There is a large error between IR inference in ‘GNA_SW_FP32’ and ‘GNA_HW’.
*Q1: Is the result (description) ‘reasonable’ ?
*Q2: If the result is not reasonable, can I get a chance to make the result reasonable?
+ Sample code: attached file
* requirement packages : VEN_requirement_date20211129.txt
* Script 1 (GNA_HW) : Issue00_GNAPrecisionIssue_Infer_GNA_HW.ipynb
* Script 2 (GNA_SW_FP32) : Issue00_GNAPrecisionIssue_Infer_GNA_SW_FP32.ipynb
* LSTM( Pytorh) : Export_Main00\CPU_TraceONNX_LSTM_CellTEST
* LSTM(ONNX from Pytorh) : Export_Main00\CPU_TraceONNX_LSTM_CellTEST.onnx
* LSTM(IR) : CPU_TraceONNX_LSTM_CellTEST.xml
* LSTM(IR) : CPU_TraceONNX_LSTM_CellTEST.bin
+Example & Test:
* Input: A tensor with the shape [batch size :1, time step:33, feature bins:257].

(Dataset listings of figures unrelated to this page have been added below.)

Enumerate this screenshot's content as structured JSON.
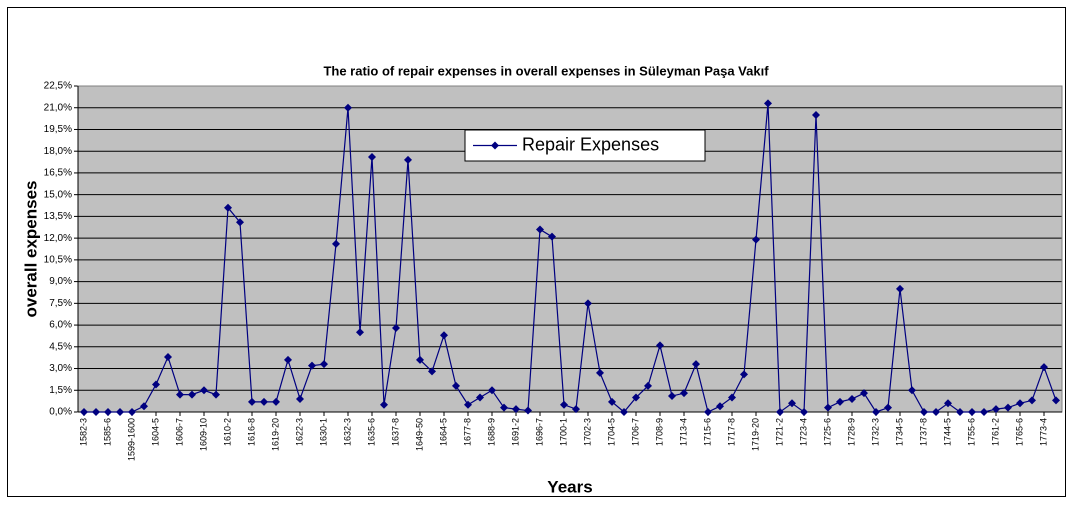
{
  "chart_data": {
    "type": "line",
    "title": "The ratio of repair expenses in overall expenses in Süleyman Paşa Vakıf",
    "x_label": "Years",
    "y_label": "overall expenses",
    "categories": [
      "1582-3",
      null,
      "1585-6",
      null,
      "1599-1600",
      null,
      "1604-5",
      null,
      "1606-7",
      null,
      "1609-10",
      null,
      "1610-2",
      null,
      "1616-8",
      null,
      "1619-20",
      null,
      "1622-3",
      null,
      "1630-1",
      null,
      "1632-3",
      null,
      "1635-6",
      null,
      "1637-8",
      null,
      "1649-50",
      null,
      "1664-5",
      null,
      "1677-8",
      null,
      "1688-9",
      null,
      "1691-2",
      null,
      "1696-7",
      null,
      "1700-1",
      null,
      "1702-3",
      null,
      "1704-5",
      null,
      "1706-7",
      null,
      "1708-9",
      null,
      "1713-4",
      null,
      "1715-6",
      null,
      "1717-8",
      null,
      "1719-20",
      null,
      "1721-2",
      null,
      "1723-4",
      null,
      "1725-6",
      null,
      "1728-9",
      null,
      "1732-3",
      null,
      "1734-5",
      null,
      "1737-8",
      null,
      "1744-5",
      null,
      "1755-6",
      null,
      "1761-2",
      null,
      "1765-6",
      null,
      "1773-4",
      null
    ],
    "series": [
      {
        "name": "Repair Expenses",
        "color": "#000080",
        "values": [
          0,
          0,
          0,
          0,
          0,
          0.4,
          1.9,
          3.8,
          1.2,
          1.2,
          1.5,
          1.2,
          14.1,
          13.1,
          0.7,
          0.7,
          0.7,
          3.6,
          0.9,
          3.2,
          3.3,
          11.6,
          21.0,
          5.5,
          17.6,
          0.5,
          5.8,
          17.4,
          3.6,
          2.8,
          5.3,
          1.8,
          0.5,
          1.0,
          1.5,
          0.3,
          0.2,
          0.1,
          12.6,
          12.1,
          0.5,
          0.2,
          7.5,
          2.7,
          0.7,
          0,
          1.0,
          1.8,
          4.6,
          1.1,
          1.3,
          3.3,
          0,
          0.4,
          1.0,
          2.6,
          11.9,
          21.3,
          0,
          0.6,
          0,
          20.5,
          0.3,
          0.7,
          0.9,
          1.3,
          0,
          0.3,
          8.5,
          1.5,
          0,
          0,
          0.6,
          0,
          0,
          0,
          0.2,
          0.3,
          0.6,
          0.8,
          3.1,
          0.8
        ]
      }
    ],
    "ylim": [
      0,
      22.5
    ],
    "yticks": [
      {
        "value": 0,
        "label": "0,0%"
      },
      {
        "value": 1.5,
        "label": "1,5%"
      },
      {
        "value": 3,
        "label": "3,0%"
      },
      {
        "value": 4.5,
        "label": "4,5%"
      },
      {
        "value": 6,
        "label": "6,0%"
      },
      {
        "value": 7.5,
        "label": "7,5%"
      },
      {
        "value": 9,
        "label": "9,0%"
      },
      {
        "value": 10.5,
        "label": "10,5%"
      },
      {
        "value": 12,
        "label": "12,0%"
      },
      {
        "value": 13.5,
        "label": "13,5%"
      },
      {
        "value": 15,
        "label": "15,0%"
      },
      {
        "value": 16.5,
        "label": "16,5%"
      },
      {
        "value": 18,
        "label": "18,0%"
      },
      {
        "value": 19.5,
        "label": "19,5%"
      },
      {
        "value": 21,
        "label": "21,0%"
      },
      {
        "value": 22.5,
        "label": "22,5%"
      }
    ],
    "grid": true,
    "legend": "top-center",
    "plot_background": "#c0c0c0"
  }
}
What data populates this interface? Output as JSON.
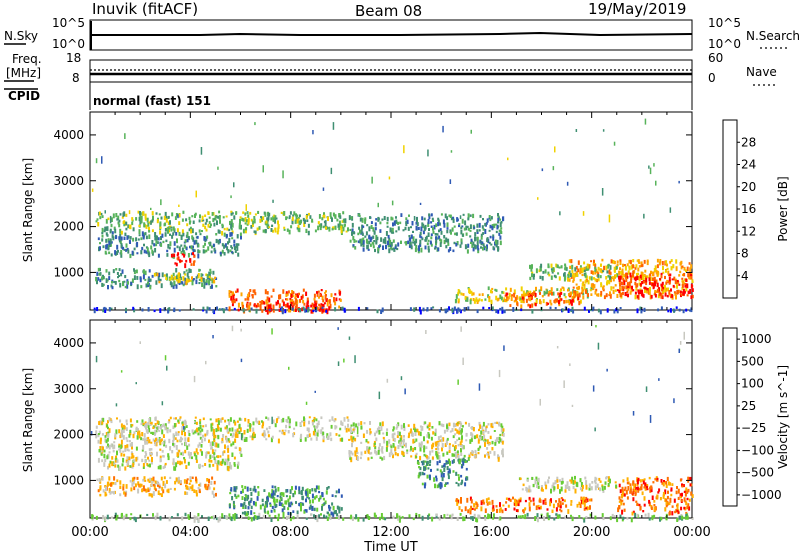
{
  "header": {
    "station": "Inuvik (fitACF)",
    "beam": "Beam 08",
    "date": "19/May/2019"
  },
  "top_panels": {
    "sky": {
      "left_label": "N.Sky",
      "left_ticks": [
        "10^5",
        "10^0"
      ],
      "right_label": "N.Search",
      "right_ticks": [
        "10^5",
        "10^0"
      ]
    },
    "freq": {
      "left_label_1": "Freq.",
      "left_label_2": "[MHz]",
      "left_ticks": [
        "18",
        "8"
      ],
      "right_label": "Nave",
      "right_ticks": [
        "60",
        "0"
      ]
    },
    "cpid": {
      "label": "CPID",
      "value": "normal (fast) 151"
    }
  },
  "chart_data": [
    {
      "type": "heatmap",
      "title": "",
      "xlabel": "Time UT",
      "ylabel": "Slant Range [km]",
      "x_ticks": [
        "00:00",
        "04:00",
        "08:00",
        "12:00",
        "16:00",
        "20:00",
        "00:00"
      ],
      "y_ticks": [
        1000,
        2000,
        3000,
        4000
      ],
      "xlim_hours": [
        0,
        24
      ],
      "ylim_km": [
        180,
        4500
      ],
      "colorbar": {
        "label": "Power [dB]",
        "ticks": [
          "4",
          "8",
          "12",
          "16",
          "20",
          "24",
          "28"
        ],
        "colors": [
          "#0000ff",
          "#2f5ab4",
          "#3f8f72",
          "#57b35a",
          "#f0d200",
          "#ffa500",
          "#ff6200",
          "#ff0000"
        ]
      },
      "regions": [
        {
          "t0": 0.2,
          "t1": 10.3,
          "r0": 1900,
          "r1": 2350,
          "level": 3
        },
        {
          "t0": 10.3,
          "t1": 16.5,
          "r0": 1500,
          "r1": 2300,
          "level": 2
        },
        {
          "t0": 0.3,
          "t1": 6.0,
          "r0": 1400,
          "r1": 1900,
          "level": 2
        },
        {
          "t0": 3.2,
          "t1": 4.3,
          "r0": 1200,
          "r1": 1450,
          "level": 7
        },
        {
          "t0": 0.2,
          "t1": 5.0,
          "r0": 700,
          "r1": 1100,
          "level": 2
        },
        {
          "t0": 2.5,
          "t1": 5.0,
          "r0": 800,
          "r1": 1000,
          "level": 4
        },
        {
          "t0": 5.5,
          "t1": 10.0,
          "r0": 180,
          "r1": 650,
          "level": 6
        },
        {
          "t0": 6.5,
          "t1": 9.5,
          "r0": 180,
          "r1": 400,
          "level": 7
        },
        {
          "t0": 14.5,
          "t1": 20.0,
          "r0": 400,
          "r1": 700,
          "level": 4
        },
        {
          "t0": 16.5,
          "t1": 19.5,
          "r0": 300,
          "r1": 600,
          "level": 6
        },
        {
          "t0": 19.0,
          "t1": 24.0,
          "r0": 500,
          "r1": 1300,
          "level": 5
        },
        {
          "t0": 21.0,
          "t1": 24.0,
          "r0": 500,
          "r1": 1000,
          "level": 7
        },
        {
          "t0": 17.5,
          "t1": 21.0,
          "r0": 900,
          "r1": 1200,
          "level": 3
        },
        {
          "t0": 0.0,
          "t1": 24.0,
          "r0": 180,
          "r1": 260,
          "level": 1
        }
      ]
    },
    {
      "type": "heatmap",
      "title": "",
      "xlabel": "Time UT",
      "ylabel": "Slant Range [km]",
      "x_ticks": [
        "00:00",
        "04:00",
        "08:00",
        "12:00",
        "16:00",
        "20:00",
        "00:00"
      ],
      "y_ticks": [
        1000,
        2000,
        3000,
        4000
      ],
      "xlim_hours": [
        0,
        24
      ],
      "ylim_km": [
        180,
        4500
      ],
      "colorbar": {
        "label": "Velocity [m s^-1]",
        "ticks": [
          "1000",
          "500",
          "100",
          "25",
          "−25",
          "−100",
          "−500",
          "−1000"
        ],
        "colors": [
          "#1f3fc0",
          "#2f5ab4",
          "#3f8f72",
          "#66cc33",
          "#c8c8c0",
          "#ffb000",
          "#ff7000",
          "#ff0000"
        ]
      },
      "regions": [
        {
          "t0": 0.2,
          "t1": 10.3,
          "r0": 1900,
          "r1": 2400,
          "level": 4
        },
        {
          "t0": 10.3,
          "t1": 16.5,
          "r0": 1500,
          "r1": 2300,
          "level": 4
        },
        {
          "t0": 0.3,
          "t1": 6.0,
          "r0": 1300,
          "r1": 1900,
          "level": 4
        },
        {
          "t0": 0.2,
          "t1": 5.0,
          "r0": 700,
          "r1": 1100,
          "level": 5
        },
        {
          "t0": 5.5,
          "t1": 10.0,
          "r0": 300,
          "r1": 900,
          "level": 2
        },
        {
          "t0": 13.0,
          "t1": 15.0,
          "r0": 900,
          "r1": 1500,
          "level": 2
        },
        {
          "t0": 14.5,
          "t1": 20.0,
          "r0": 350,
          "r1": 650,
          "level": 6
        },
        {
          "t0": 17.0,
          "t1": 21.0,
          "r0": 800,
          "r1": 1100,
          "level": 4
        },
        {
          "t0": 21.0,
          "t1": 24.0,
          "r0": 300,
          "r1": 1100,
          "level": 6
        },
        {
          "t0": 0.0,
          "t1": 24.0,
          "r0": 180,
          "r1": 300,
          "level": 3
        }
      ]
    }
  ]
}
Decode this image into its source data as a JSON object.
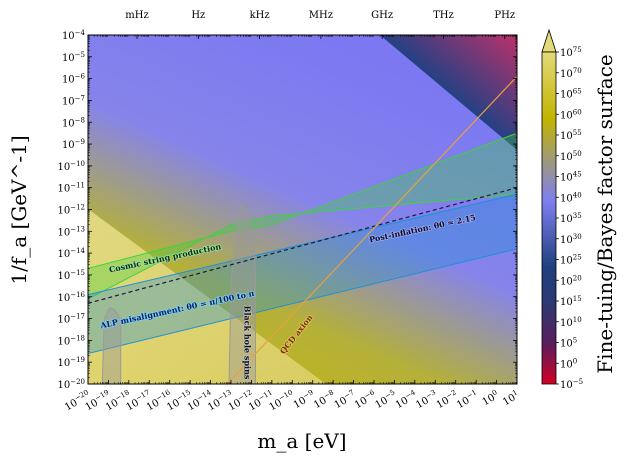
{
  "chart_data": {
    "type": "area",
    "xlabel": "m_a [eV]",
    "ylabel": "1/f_a [GeV^-1]",
    "colorbar_label": "Fine-tuing/Bayes factor surface",
    "x_scale": "log",
    "y_scale": "log",
    "xlim_exp": [
      -20,
      1
    ],
    "ylim_exp": [
      -20,
      -4
    ],
    "x_ticks_exp": [
      -20,
      -19,
      -18,
      -17,
      -16,
      -15,
      -14,
      -13,
      -12,
      -11,
      -10,
      -9,
      -8,
      -7,
      -6,
      -5,
      -4,
      -3,
      -2,
      -1,
      0,
      1
    ],
    "y_ticks_exp": [
      -20,
      -19,
      -18,
      -17,
      -16,
      -15,
      -14,
      -13,
      -12,
      -11,
      -10,
      -9,
      -8,
      -7,
      -6,
      -5,
      -4
    ],
    "top_axis": {
      "labels": [
        "mHz",
        "Hz",
        "kHz",
        "MHz",
        "GHz",
        "THz",
        "PHz"
      ],
      "mass_exp": [
        -17.6,
        -14.6,
        -11.6,
        -8.6,
        -5.6,
        -2.6,
        0.4
      ]
    },
    "colorbar": {
      "tick_exp": [
        75,
        70,
        65,
        60,
        55,
        50,
        45,
        40,
        35,
        30,
        25,
        20,
        15,
        10,
        5,
        0,
        -5
      ],
      "range_exp": [
        -5,
        75
      ],
      "extend": "max",
      "colors": [
        "#d40022",
        "#3d1e60",
        "#1f3f7c",
        "#7d7ff0",
        "#c2b400",
        "#e3da7a"
      ]
    },
    "regions": [
      {
        "name": "Cosmic string production",
        "color": "#3fd23f",
        "log_ma": [
          -20,
          -13,
          -11,
          1,
          1,
          -11,
          -13,
          -20
        ],
        "log_y": [
          -14.7,
          -13.0,
          -12.7,
          -8.5,
          -11.3,
          -12.3,
          -12.7,
          -16.1
        ]
      },
      {
        "name": "ALP misalignment: θ0 = π/100 to π",
        "color": "#1f8fd8",
        "log_ma": [
          -20,
          1,
          1,
          -20
        ],
        "log_y": [
          -15.9,
          -11.3,
          -13.8,
          -18.6
        ]
      },
      {
        "name": "Black hole spins",
        "color": "#9a9a9a",
        "log_ma": [
          -19.3,
          -19.2,
          -19.0,
          -18.9,
          -18.7,
          -18.4,
          -18.4,
          -19.3,
          -13.1,
          -13.0,
          -12.9,
          -12.7,
          -12.6,
          -12.5,
          -12.3,
          -12.0,
          -11.9,
          -11.8,
          -11.8,
          -13.1
        ],
        "log_y": [
          -20.0,
          -17.0,
          -16.6,
          -16.5,
          -16.6,
          -17.0,
          -20.0,
          -20.0,
          -20.0,
          -15.5,
          -14.3,
          -13.5,
          -12.3,
          -11.8,
          -11.9,
          -12.8,
          -13.3,
          -15.0,
          -20.0,
          -20.0
        ]
      }
    ],
    "lines": [
      {
        "name": "Post-inflation: θ0 ≃ 2.15",
        "style": "dashed",
        "color": "#1a1a3a",
        "log_ma": [
          -20,
          1
        ],
        "log_y": [
          -16.3,
          -11.0
        ]
      },
      {
        "name": "QCD axion",
        "style": "solid",
        "color": "#e8a040",
        "log_ma": [
          -13.2,
          1
        ],
        "log_y": [
          -20.0,
          -5.9
        ]
      }
    ]
  }
}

* Test 1: Inference LSTM_Torch with the precision FP32, and the result is 0.0487.
* Test 2: Inference LSTM_Onnx with the precision FP32, and the result is 0.0487.
* Test 3: Inference LSTM _IR with mode ‘GNA_SW_FP32’, and the result is 0.0487.
* Test 4: Inference LSTM _IR with mode ‘GNA_HW’, and the result is 0.0043.
Thanks for reaching out to us and sharing your findings with us.
I also get the same results as you.
GNA_SW_FP32 = 0.0487404465675354
GNA_HW = 0.0043923864141106606
Besides, I also try with other execution modes (GNA_AUTO, GNA_SW_EXACT,GNA_HW_WITH_SW_FBACK) but all of these modes getting the same precision, 0.0043923864141106606.
Looking at the description of Execution Modes, it might be reasonable as executing in GNA_SW_FP32 execution mode, GNA-compiled graph is executed on CPU but substitutes parameters and calculations from low precision to floating point (FP32). While looking at the Supported Configuration Parameters, the GNA_PRECISION is in I16 (default value).
This thread will no longer be monitored since we have provided an answer. If you need any additional information from Intel, please submit a new question.